In his continuing explanation of the steps toward realisation, Hazrat Inayat Khan shows that they correspond with advancing stages of belief. The previous post is here.
Then there is a second step towards belief and that is belief in an authority, as with people at the time of a dictatorship – they believe in a leader. They say, ‘I will not believe in the ordinary man, in my neighbor, in my colleague. I believe in that man, whom I trust.’ This belief is one step higher, because it is a belief in somebody in whom one has trust. When a person says, ‘I am a Christian,’ it means a belief in Jesus Christ and his teaching. It is a belief in someone, not in an abstraction. One might think that people do not believe in authority today, but this is not so. For instance everyone accepts a discovery made by a scientist before having made investigations about it. Investigations come afterwards. When somebody comes forward and says he has discovered something, everyone accepts it. Perhaps another scientist will produce something else one may believe, but the one who says a thing with authority is believed by the multitude.
Then there is a third stage of belief, a further stage, and this belief makes man still greater. It is the belief of reason, and it means that one does not believe in any authority, nor in what everybody else believes, but that one has reasoned it out. That one sees reason in it. This belief is stronger still; for of the beliefs I have explained before one cannot give proof, but in this case one can stand up and say, ‘Yes, I have reasoned it out.’
This, however, also has its limitation. Since reason is the slave of the mind, reason is as changeable as the weather; reason obeys our impressions. If we have an impulse to insult a person, or to fight with him, we can produce many reasons for it. It may be that afterwards there will be contrary reasons. But at the time, while we have this impulse, right or wrong, there is always a reason which supports it. Have the criminals put in jail committed crimes without a reason? No, they have a reason too. It does not fit in with the law perhaps, it does not satisfy society, but if we ask them, they have a reason. The reason we have today we may perhaps change next week, but nevertheless this third belief makes us stand on our own feet – for that moment, if not always; and it gives us a greater power to defend our belief.
And then again there is a fourth belief. That belief is a belief of conviction which stands above reason. There is a sense of conviction in man which is not discovered for some time in life. But there comes a time when it is discovered; and that is a blessed day. Then there arises an idea, an idea which no reason can break, a feeling which is not a passing feeling but is a conviction. However high the idea may be, one seems to be an eyewitness of that idea. One is as strong, as confident, as a person who has seen with his own eyes. One can be convinced of ideas so subtle that they cannot even be expressed in words, and one is more convinced of them than if one had seen them with one’s own eyes. It is this belief which is called by the Sufis and Persian mystics Iman, which means conviction.
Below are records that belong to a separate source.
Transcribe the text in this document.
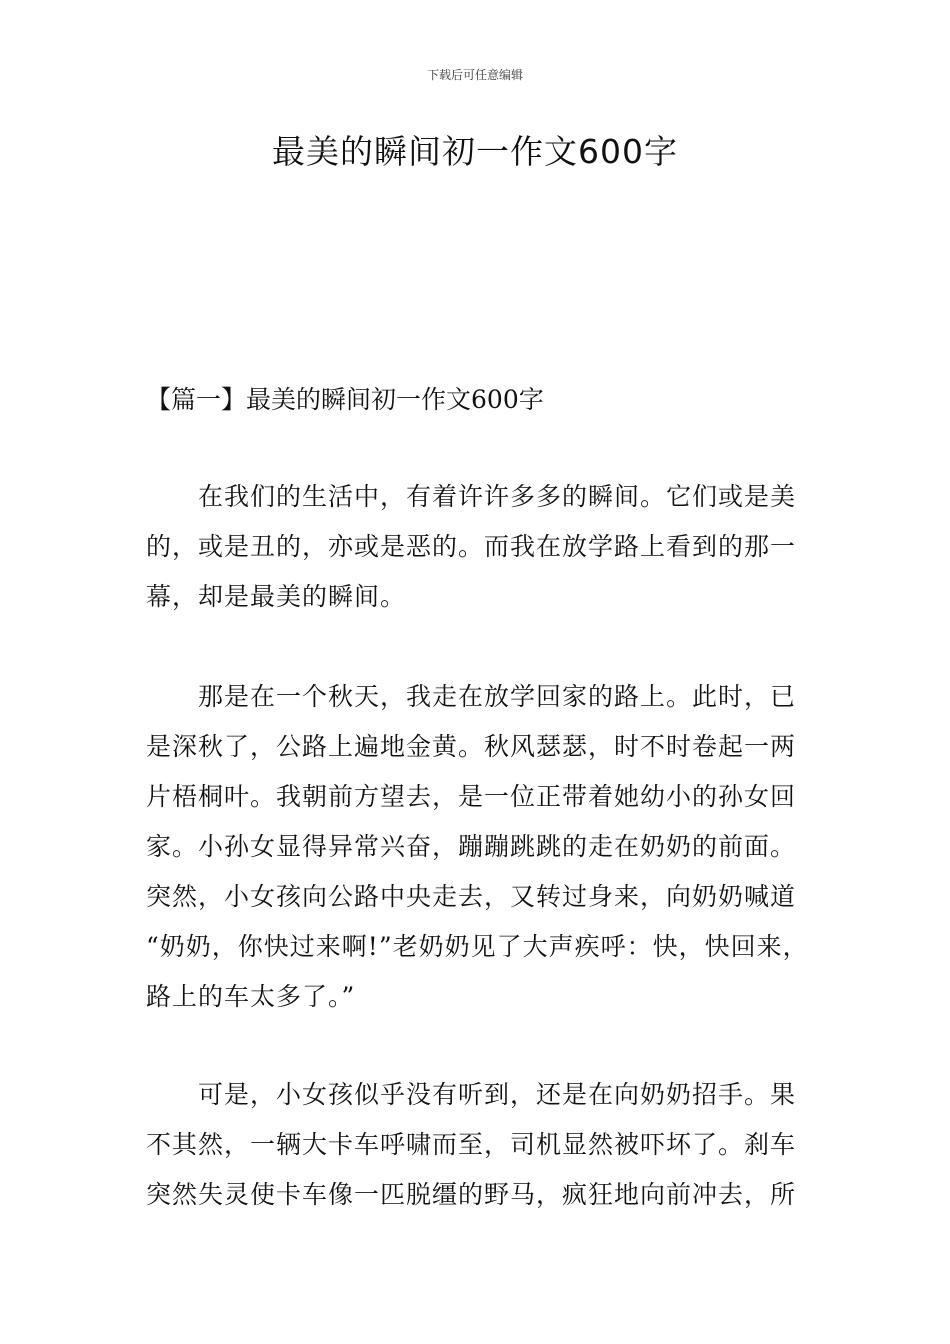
下载后可任意编辑
最美的瞬间初一作文600字
【篇一】最美的瞬间初一作文600字
在我们的生活中，有着许许多多的瞬间。它们或是美
的，或是丑的，亦或是恶的。而我在放学路上看到的那一
幕，却是最美的瞬间。
那是在一个秋天，我走在放学回家的路上。此时，已
是深秋了，公路上遍地金黄。秋风瑟瑟，时不时卷起一两
片梧桐叶。我朝前方望去，是一位正带着她幼小的孙女回
家。小孙女显得异常兴奋，蹦蹦跳跳的走在奶奶的前面。
突然，小女孩向公路中央走去，又转过身来，向奶奶喊道
“奶奶，你快过来啊!”老奶奶见了大声疾呼：快，快回来，
路上的车太多了。”
可是，小女孩似乎没有听到，还是在向奶奶招手。果
不其然，一辆大卡车呼啸而至，司机显然被吓坏了。刹车
突然失灵使卡车像一匹脱缰的野马，疯狂地向前冲去，所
I remember the blessing my spiritual teacher, my murshid, used to give me every time I parted from him. And that blessing was, ‘May your Iman be strengthened.’ At that time I had not thought about the word Iman. On the contrary I thought as a young man: is my faith so weak that my teacher requires it to be stronger? I would have preferred it if he had said, may you become illuminated, or may your powers be great, or may your influence spread, or may you rise higher and higher, or become perfect. But this simple thing, may your faith be strengthened, what did it mean? I did not criticize, but I pondered and pondered upon the subject. And in the end I came to realize that no blessing is more valuable and important than this. For every blessing is attached to a conviction. Where there is no conviction there is nothing. The secret of healing, the mystery of evolving, the power of all attainments, and the way to spiritual realization, all come from the strengthening of that belief which is a conviction, so that nothing can ever change it.